Com a industrialização dá-se a separação entre o local de trabalho e o local de residência, aquele, deixa de ser parte integrante da vida familiar pois realiza-se fora desta.

“(…), o que acontece nesta nova época é que, entrando nas rodagens do capitalismo, contrariamente ao que se passava na exploração agrícola familiar, os trabalhadores estão cada vez mais separados dos meios de produção, que se tornam agora propriedade de um patrão com quem eles passam «a comercializar» o seu trabalho em troca de um salário.”

(Leandro, 2011:69).

Para o liberalismo, a industrialização trazia a libertação do homem de todas as formas de coerção e opressão consideradas injustas, a elevação e a utilização do valor da pessoa humana para benefício do próprio e da sociedade. A burguesia via a possibilidade de aumentar os seus lucros e o proletariado sentia-se fortalecido para lutar por uma vida mais humana, mais justa.

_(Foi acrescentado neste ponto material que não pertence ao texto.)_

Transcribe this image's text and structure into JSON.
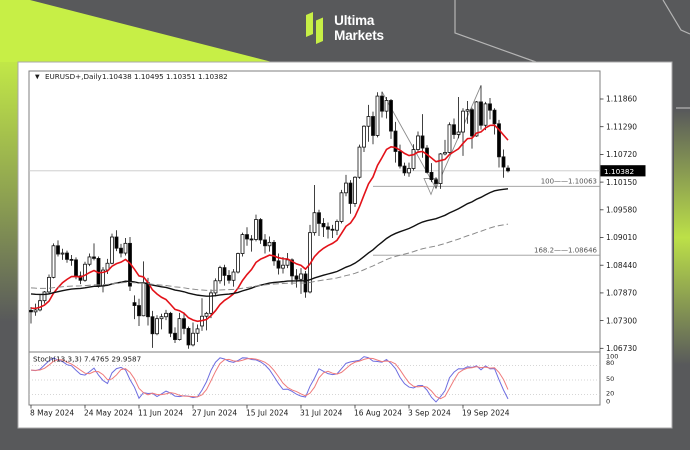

Mas Karl Marx, fundador da teoria marxista, criticava radicalmente a ideologia liberal, defendendo que entre as classes de cada sociedade há uma luta constante por interesses opostos, desabrochando em guerras civis que poderiam ser declaradas ou não. No seu entender, na sociedade capitalista, a divisão social decorreu da apropriação dos meios de produção por um grupo de pessoas (burgueses), e da existência de um outro grupo expropriado detentor apenas do seu corpo e capacidade de trabalho (proletários), obrigado a trabalhar para o burguês. Em suma, os trabalhadores são economicamente explorados e os patrões adquirem lucro através da mais-valia.